D'un point de vue français, on a l'habitude d'entendre que l'OM était sur le papier le grand favori de la finale de Bari et que sa défaite aux tirs aux buts eut l'effet d'une mauvaise surprise. Certes, les champions de France possédaient avec le fameux trio Abedi Pelé-Waddle-Papin une force de frappe sans beaucoup d'équivalent sur le continent (trente buts européens à eux trois entre 1989 et 1993) et derrière, la défense de ballerines Di Meco-Mozer-Boli-Amoros avait de quoi faire trembler les cannes du plus kamikaze des attaquants.

darko.jpgMais leurs adversaires, s'ils n'étaient guère armés pour répondre à un éventuel défi physique, n'avaient strictement rien à envier aux Marseillais sur le plan footballistique et comptaient dans leurs rangs quelques éléments d'exception qui pour certains feraient par la suite les beaux jours de grands clubs italiens comme la Juventus, le Milan ou la Lazio. Ils pouvaient également s'appuyer sur l'expérience de l'excellent défenseur roumain Miodrag Belodedici, seul étranger présent dans le onze aligné au coup d'envoi et qui avait disputé l'intégralité de la finale 1986 sous le maillot du Steaua, à seulement vingt-deux ans.

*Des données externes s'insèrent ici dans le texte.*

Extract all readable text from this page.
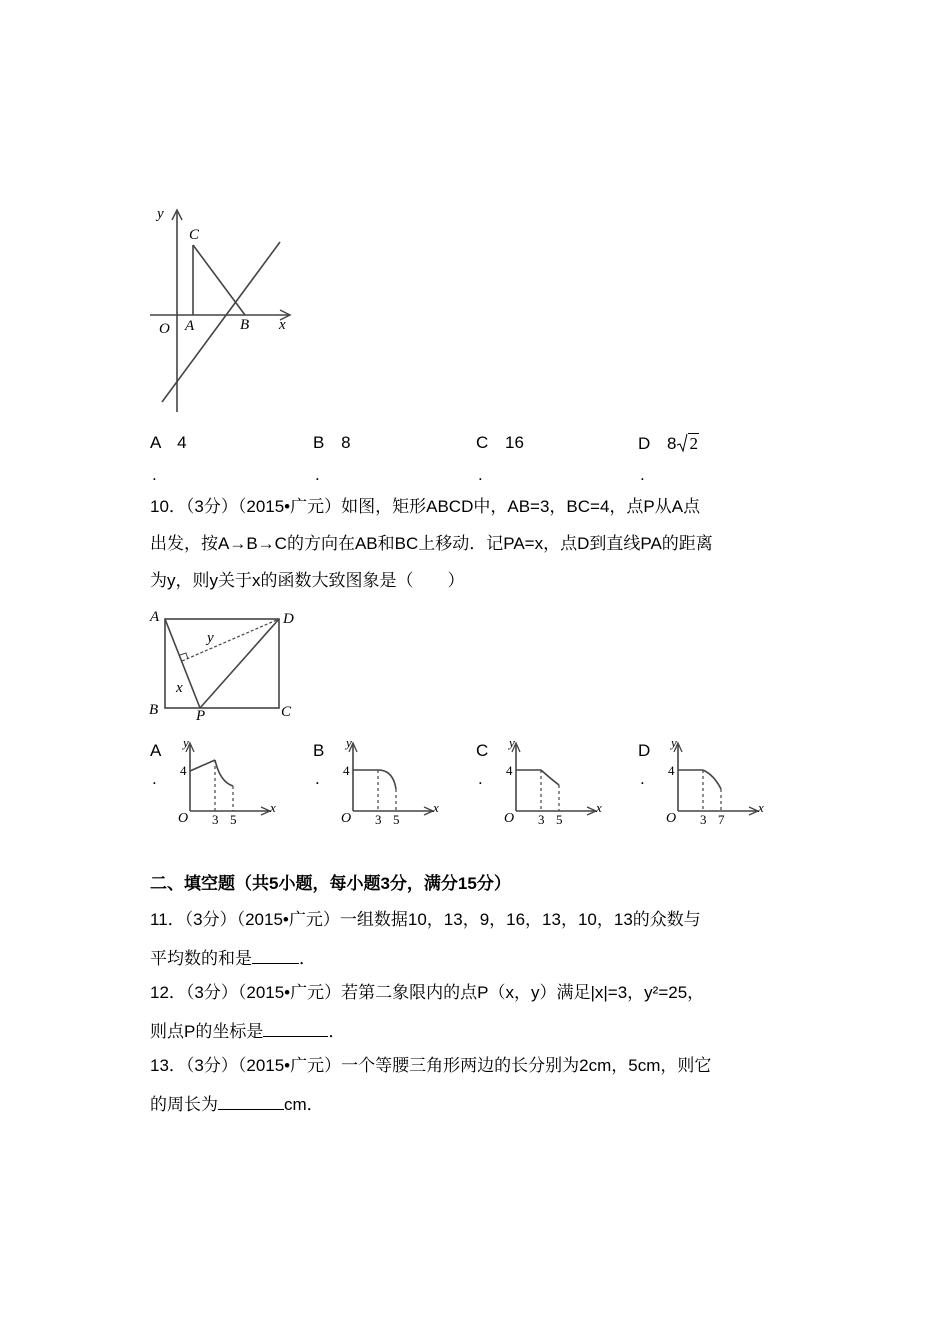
y
C
O A	B x
A 4
.
B 8
.
C 16
.
D 8 2
.
10．（3分）（2015•广元）如图，矩形ABCD中，AB=3，BC=4，点P从A点
出发，按A→B→C的方向在AB和BC上移动．记PA=x，点D到直线PA的距离
为y，则y关于x的函数大致图象是（　　）
A	D
B	C
P
x
y
A
.
y
4
O 3 5
x
B
.
y
4
O 3 5
x
C
.
y
4
O 3 5
x
D
.
y
4
O 3 7
x
二、填空题（共5小题，每小题3分，满分15分）
11．（3分）（2015•广元）一组数据10，13，9，16，13，10，13的众数与
平均数的和是	．
12．（3分）（2015•广元）若第二象限内的点P（x，y）满足|x|=3，y²=25，
则点P的坐标是	．
13．（3分）（2015•广元）一个等腰三角形两边的长分别为2cm，5cm，则它
的周长为	cm．
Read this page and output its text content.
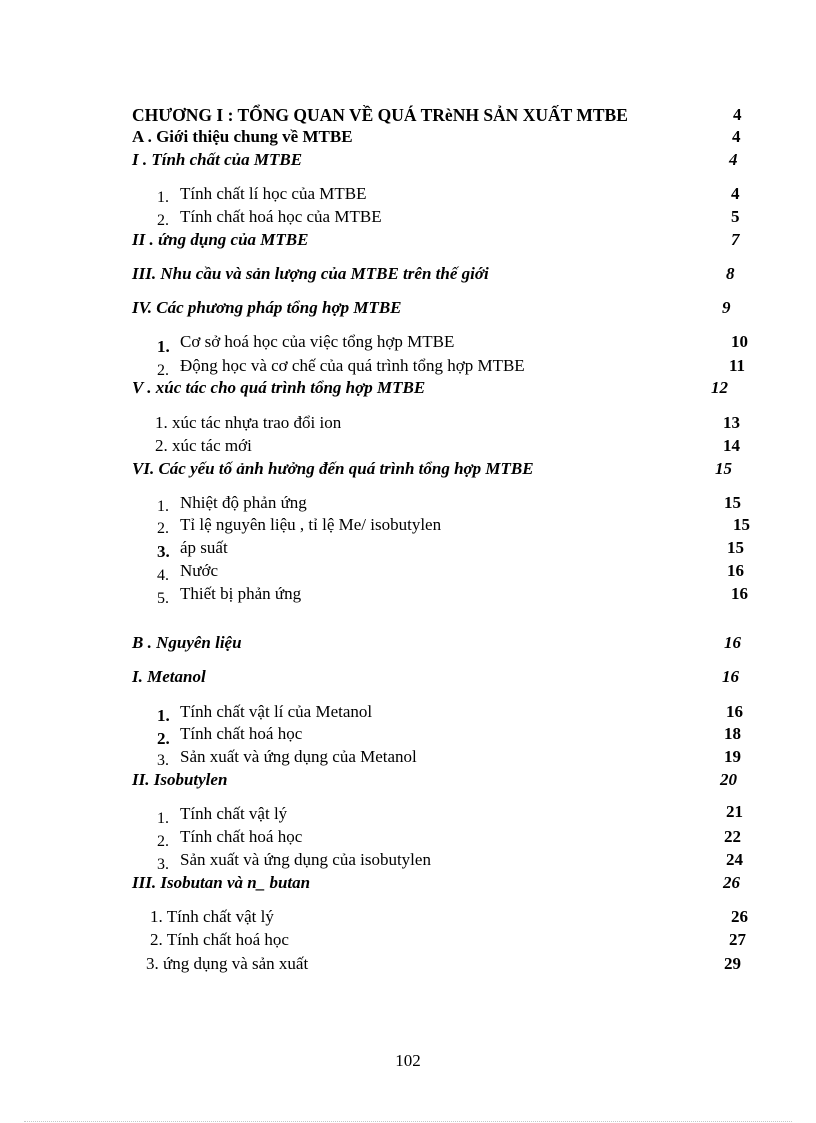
CHƯƠNG I : TỔNG QUAN VỀ QUÁ TRèNH SẢN XUẤT MTBE	4
A . Giới thiệu chung về MTBE	4
I . Tính chất của MTBE	4
1. Tính chất lí học của MTBE	4
2. Tính chất hoá học của MTBE	5
II . ứng dụng của MTBE	7
III. Nhu cầu và sản lượng của MTBE trên thế giới	8
IV. Các phương pháp tổng hợp MTBE	9
1. Cơ sở hoá học của việc tổng hợp MTBE	10
2. Động học và cơ chế của quá trình tổng hợp MTBE	11
V . xúc tác cho quá trình tổng hợp MTBE	12
1. xúc tác nhựa trao đổi ion	13
2. xúc tác mới	14
VI. Các yếu tố ảnh hưởng đến quá trình tổng hợp MTBE	15
1. Nhiệt độ phản ứng	15
2. Tỉ lệ nguyên liệu , tỉ lệ Me/ isobutylen	15
3. áp suất	15
4. Nước	16
5. Thiết bị phản ứng	16
B . Nguyên liệu	16
I. Metanol	16
1. Tính chất vật lí của Metanol	16
2. Tính chất hoá học	18
3. Sản xuất và ứng dụng của Metanol	19
II. Isobutylen	20
1. Tính chất vật lý	21
2. Tính chất hoá học	22
3. Sản xuất và ứng dụng của isobutylen	24
III. Isobutan và n_ butan	26
1. Tính chất vật lý	26
2. Tính chất hoá học	27
3. ứng dụng và sản xuất	29
102
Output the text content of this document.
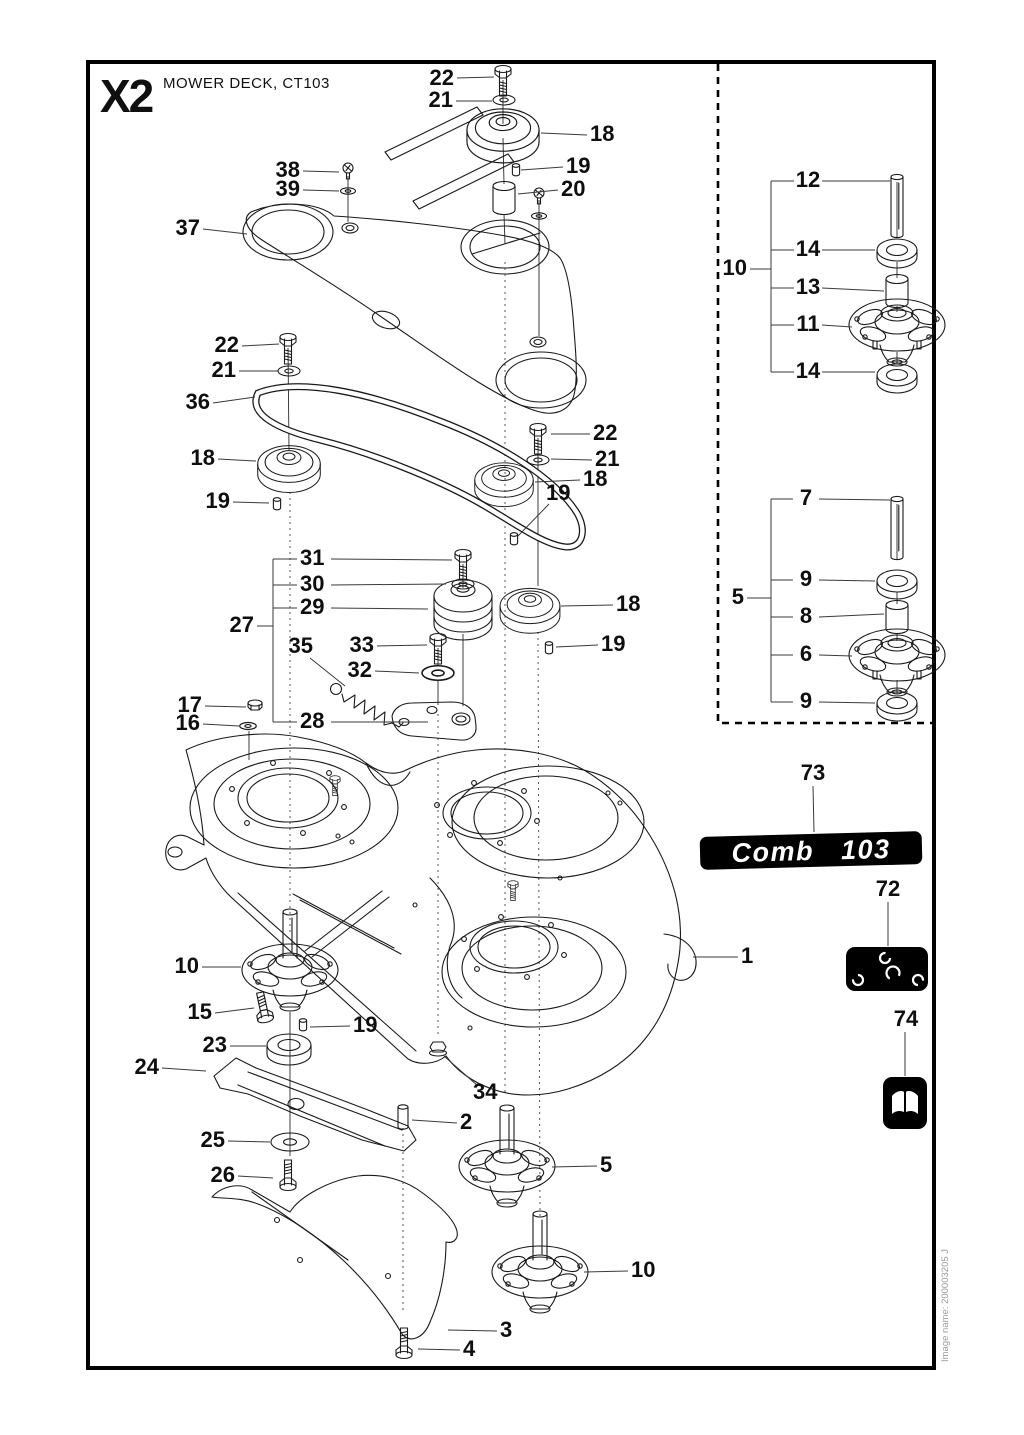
X2 MOWER DECK, CT103
Comb 103
Image name: 200003205 J
22
21
18
19
20
38
39
37
22
21
36
18
19
22
21
18
19
31
30
29
27
35 33
32
28
18
19
17
16
12
14
10
13
11
14
7
9
5
8
6
9
10
15
19
23
24
25
26
34
2
5
10
3
4
1
73
72
74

La composition du milieu de terrain yougloslave donne une idée de la qualité technique de l'Etoile Rouge millésime 1991: Sinisa Mihajlovic, Vladimir Jugovic, Robert Prosinecki et Dejan Savicevic. Au sein de ce quatuor somptueux, où se mêlent créativité et sobriété, Savicevic, né en 1965 et présent au club depuis 1988, fait figure d'ancien, puisque les trois autres n'ont alors que vingt-deux ans. Prosinecki, véritable surdoué du football yougoslave et seul membre de l'équipe né en Croatie, n'a jamais réussi à s'imposer dans un grand club étranger (Real et Barcelone notamment), contrairement à Mihajlovic, Jugovic et Savicevic, auteur de brillantes carrières en Italie, les deux derniers cités remportant même à nouveau la coupe aux grandes oreilles, respectivement avec la Juventus en 1996 et le Milan AC en 1994.

Le trio totalise plus de 600 matches et près de cent buts en Serie A, 120 matches de Champions League (25 buts) et 157 sélections en équipe de Yougloslavie puis de Serbie (35 buts) entre 1991 et 2003. En 1999, Savicevic signe un retour-éclair à l'Etoile Rouge, ne disputant que que trois matches avec le club qui le révéla aux yeux de l'Europe avant de rejoindre le Rapid de Vienne, où il rendra encore de jolis services jusqu'à ses trente-six printemps.

Un autre joueur marche littéralement sur la flotte lors de cette glorieuse campagne européenne 1990-91: Darko Pancev, avant-centre et buteur en chef de l'équipe. Auteur de cinq pions en huit matches avant la finale, Pancev claque à l'aller et au retour contre les Rangers en huitièmes, marque à Dresde en quart de finale et égalise sur le terrain du Bayern en demie après l'ouverture du score de Wohlfahrt. L'année suivante, le Macédonien, Soulier d'Or 1991, plantera encore sept buts en onze rencontres de C1, permettant à l'Etoile Rouge de participer à la phase finale de l'épreuve (deux poules de quatre équipes, le premier de chaque groupe qualifié pour la finale). Malheureusement, à l'instar de Prosinecki, la suite de sa carrière s'avérera fort décevante, et Pancev ne signera plus la moindre saison correcte après son départ de Belgrade, que ce soit avec l'Inter, Leipzig ou Düsseldorf.

Lorsqu'une une équipe formée presque exclusivement de joueurs du cru, comme ce fut le cas avec l'Etoile Rouge cette année-là, la fuite des talents devient presque inévitable. Certains en profitent pour signer un contrat juteux, s'offrir la belle vie et franchir un palier sur le plan de la notoriété. D'autres, dont le talent ne pouvait s'exprimer que dans le cadre d'un collectif huilé et sous les couleurs de leur premier maillot, traînent comme un boulet leur incapacité à s'adapter à un autre contexte et doivent se contenter de bien agréables souvenirs. La page fut aussi courte que belle, et beaucoup se satisferaient d'avoir contribué à hisser leur club formateur jusqu'aux sommets du football européen.